江戸幕府の運営は、家康の時代は別として…
江戸幕府の運営は、家康の時代は別としてほぼ老中が担った。老中は将軍に報告する義務があるが、山本博文著『江戸城の宮廷政治』(読売新聞社)によると、そこには微妙なものがあった。4人前後いる老中たちは、将軍への取り次ぎに当たって、AをAとしてそのまま伝えるのでなく、微妙に変形して報告する。
完全なコミュニケーションなどというものはない。伝達者と受け手の間には、常にズレがある。仮に老中が可能な限り正確に将軍に伝えたとしても、将軍も人間だから受け止め方は様々だ。
そんなことは老中は百も承知だから、「コミュニケーション不全」をあらかじめ計算した上で、あえてバイアスをかけて報告することもしばしばだったはず。

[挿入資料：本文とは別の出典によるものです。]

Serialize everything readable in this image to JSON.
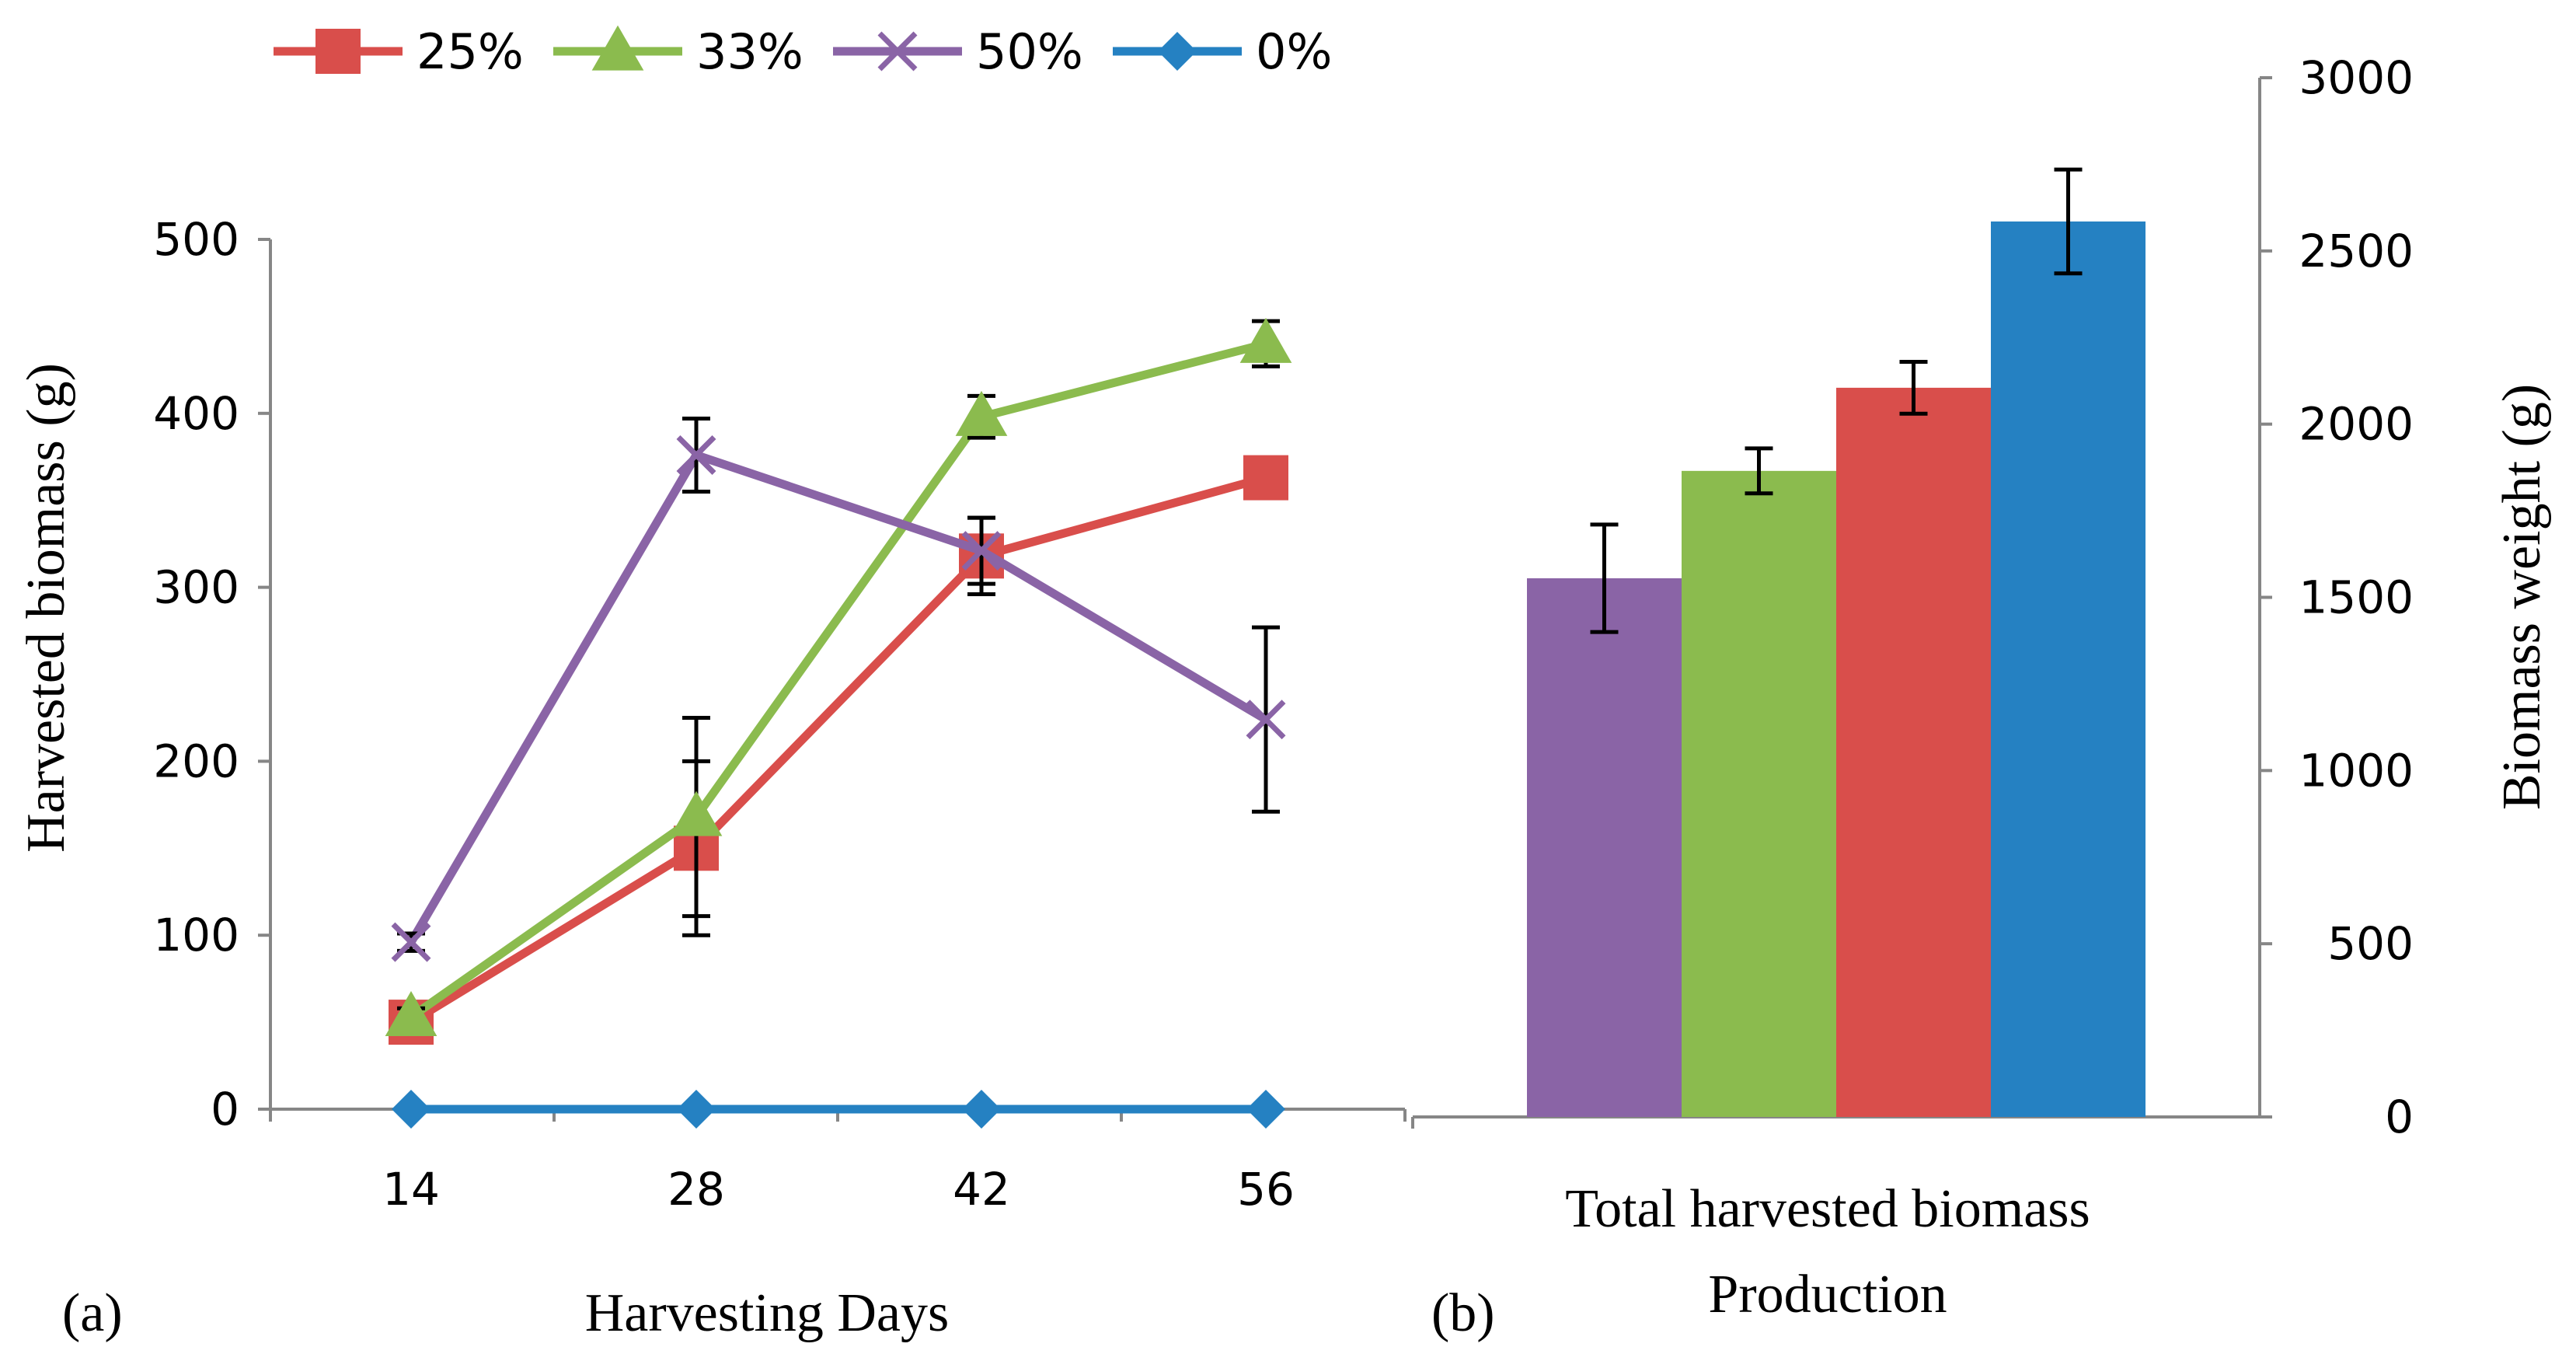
{
  "chart_data": [
    {
      "panel_label": "(a)",
      "type": "line",
      "xlabel": "Harvesting Days",
      "ylabel": "Harvested biomass (g)",
      "categories": [
        "14",
        "28",
        "42",
        "56"
      ],
      "ylim": [
        0,
        500
      ],
      "yticks": [
        "0",
        "100",
        "200",
        "300",
        "400",
        "500"
      ],
      "grid": false,
      "legend_position": "top",
      "series": [
        {
          "name": "25%",
          "color": "#D94E4B",
          "marker": "square",
          "values": [
            50,
            150,
            318,
            363
          ],
          "errors": [
            5,
            50,
            22,
            0
          ]
        },
        {
          "name": "33%",
          "color": "#8BBB4E",
          "marker": "triangle",
          "values": [
            53,
            168,
            398,
            440
          ],
          "errors": [
            5,
            57,
            12,
            13
          ]
        },
        {
          "name": "50%",
          "color": "#8A64A6",
          "marker": "x",
          "values": [
            96,
            376,
            321,
            224
          ],
          "errors": [
            5,
            21,
            19,
            53
          ]
        },
        {
          "name": "0%",
          "color": "#2581C2",
          "marker": "diamond",
          "values": [
            0,
            0,
            0,
            0
          ],
          "errors": [
            0,
            0,
            0,
            0
          ]
        }
      ]
    },
    {
      "panel_label": "(b)",
      "type": "bar",
      "xlabel": "Total harvested biomass Production",
      "xlabel_lines": [
        "Total harvested biomass",
        "Production"
      ],
      "ylabel": "Biomass weight (g)",
      "ylim": [
        0,
        3000
      ],
      "yticks": [
        "0",
        "500",
        "1000",
        "1500",
        "2000",
        "2500",
        "3000"
      ],
      "grid": false,
      "series": [
        {
          "name": "50%",
          "color": "#8A64A6",
          "value": 1555,
          "error": 155
        },
        {
          "name": "33%",
          "color": "#8BBB4E",
          "value": 1865,
          "error": 65
        },
        {
          "name": "25%",
          "color": "#D94E4B",
          "value": 2105,
          "error": 75
        },
        {
          "name": "0%",
          "color": "#2581C2",
          "value": 2585,
          "error": 150
        }
      ]
    }
  ]
}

元大本営参謀の書いた本の中に、司令官に進言する時の体験を記した個所があった。五つの選択肢がある。1案が最穏健策、5案が最強硬策だとして、参謀が強硬策を望めば、1案2案を除いて進言する。司令官は3案と5案の間の4案を選ぶことが多い。参謀が司令官を誘導する結果となる。

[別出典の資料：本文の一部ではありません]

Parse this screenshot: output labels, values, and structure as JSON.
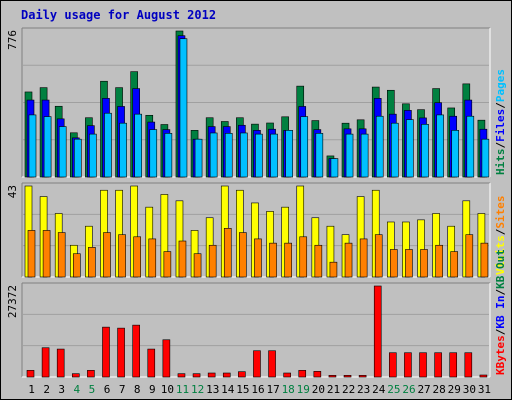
{
  "title": "Daily usage for August 2012",
  "colors": {
    "background": "#c0c0c0",
    "panel": "#c0c0c0",
    "grid": "#a0a0a0",
    "title": "#0000c0",
    "hits": "#008040",
    "files": "#0000ff",
    "pages": "#00c0ff",
    "visits": "#ffff00",
    "sites": "#ff8000",
    "kb_f": "#ff0000",
    "kb_in": "#0000ff",
    "kb_out": "#008040",
    "weekend_day": "#008040",
    "weekday": "#000000",
    "separator": "#000000"
  },
  "chart_data": [
    {
      "type": "bar",
      "title": "Daily usage for August 2012",
      "categories": [
        "1",
        "2",
        "3",
        "4",
        "5",
        "6",
        "7",
        "8",
        "9",
        "10",
        "11",
        "12",
        "13",
        "14",
        "15",
        "16",
        "17",
        "18",
        "19",
        "20",
        "21",
        "22",
        "23",
        "24",
        "25",
        "26",
        "27",
        "28",
        "29",
        "30",
        "31"
      ],
      "weekend_days": [
        "4",
        "5",
        "11",
        "12",
        "18",
        "19",
        "25",
        "26"
      ],
      "y_max_label": "776",
      "ylim": [
        0,
        776
      ],
      "legend": [
        {
          "label": "Hits",
          "color": "#008040"
        },
        {
          "label": "/",
          "color": "#000000"
        },
        {
          "label": "Files",
          "color": "#0000ff"
        },
        {
          "label": "/",
          "color": "#000000"
        },
        {
          "label": "Pages",
          "color": "#00c0ff"
        }
      ],
      "series": [
        {
          "name": "Hits",
          "color": "#008040",
          "values": [
            452,
            475,
            376,
            235,
            315,
            509,
            475,
            560,
            328,
            279,
            776,
            248,
            315,
            295,
            315,
            281,
            287,
            320,
            483,
            300,
            112,
            286,
            304,
            478,
            461,
            389,
            358,
            470,
            367,
            495,
            302
          ]
        },
        {
          "name": "Files",
          "color": "#0000ff",
          "values": [
            409,
            409,
            309,
            208,
            273,
            418,
            375,
            470,
            292,
            252,
            751,
            201,
            268,
            268,
            275,
            248,
            254,
            248,
            375,
            252,
            98,
            256,
            256,
            418,
            334,
            354,
            314,
            395,
            323,
            409,
            254
          ]
        },
        {
          "name": "Pages",
          "color": "#00c0ff",
          "values": [
            330,
            321,
            268,
            201,
            228,
            339,
            286,
            334,
            252,
            232,
            735,
            201,
            234,
            232,
            234,
            228,
            228,
            248,
            321,
            232,
            98,
            228,
            228,
            323,
            286,
            305,
            280,
            330,
            248,
            323,
            201
          ]
        }
      ]
    },
    {
      "type": "bar",
      "y_max_label": "43",
      "ylim": [
        0,
        43
      ],
      "legend": [
        {
          "label": "Visits",
          "color": "#ffff00"
        },
        {
          "label": "/",
          "color": "#000000"
        },
        {
          "label": "Sites",
          "color": "#ff8000"
        }
      ],
      "series": [
        {
          "name": "Visits",
          "color": "#ffff00",
          "values": [
            43,
            38,
            30,
            15,
            24,
            41,
            41,
            43,
            33,
            39,
            36,
            22,
            28,
            43,
            41,
            35,
            31,
            33,
            43,
            28,
            24,
            20,
            38,
            41,
            26,
            26,
            27,
            30,
            24,
            36,
            30
          ]
        },
        {
          "name": "Sites",
          "color": "#ff8000",
          "values": [
            22,
            22,
            21,
            11,
            14,
            21,
            20,
            19,
            18,
            12,
            17,
            11,
            15,
            23,
            21,
            18,
            16,
            16,
            19,
            15,
            7,
            16,
            18,
            20,
            13,
            13,
            13,
            15,
            12,
            20,
            16
          ]
        }
      ]
    },
    {
      "type": "bar",
      "y_max_label": "27372",
      "ylim": [
        0,
        27372
      ],
      "legend": [
        {
          "label": "KBytes",
          "color": "#ff0000"
        },
        {
          "label": "/",
          "color": "#000000"
        },
        {
          "label": "KB In",
          "color": "#0000ff"
        },
        {
          "label": "/",
          "color": "#000000"
        },
        {
          "label": "KB Out",
          "color": "#008040"
        }
      ],
      "series": [
        {
          "name": "KBytes",
          "color": "#ff0000",
          "values": [
            2000,
            8800,
            8400,
            1000,
            2000,
            15000,
            14700,
            15600,
            8400,
            11200,
            1000,
            1000,
            1200,
            1200,
            1600,
            7900,
            7900,
            1200,
            2000,
            1700,
            500,
            500,
            500,
            27372,
            7300,
            7300,
            7300,
            7300,
            7300,
            7300,
            600
          ]
        }
      ]
    }
  ]
}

司令官も参謀の経験者であり、部下の参謀のクセを知っている場合もあるから、常に参謀の思い通りに運ぶわけではない。それでも参謀が司令官に一定の影響力を持つことは、日本の歴史が示す通りだ。
あらゆる場面で日々何気なく行われているコミュニケーションにも、よく考えてみれば、存外スリリングな側面があるようだ。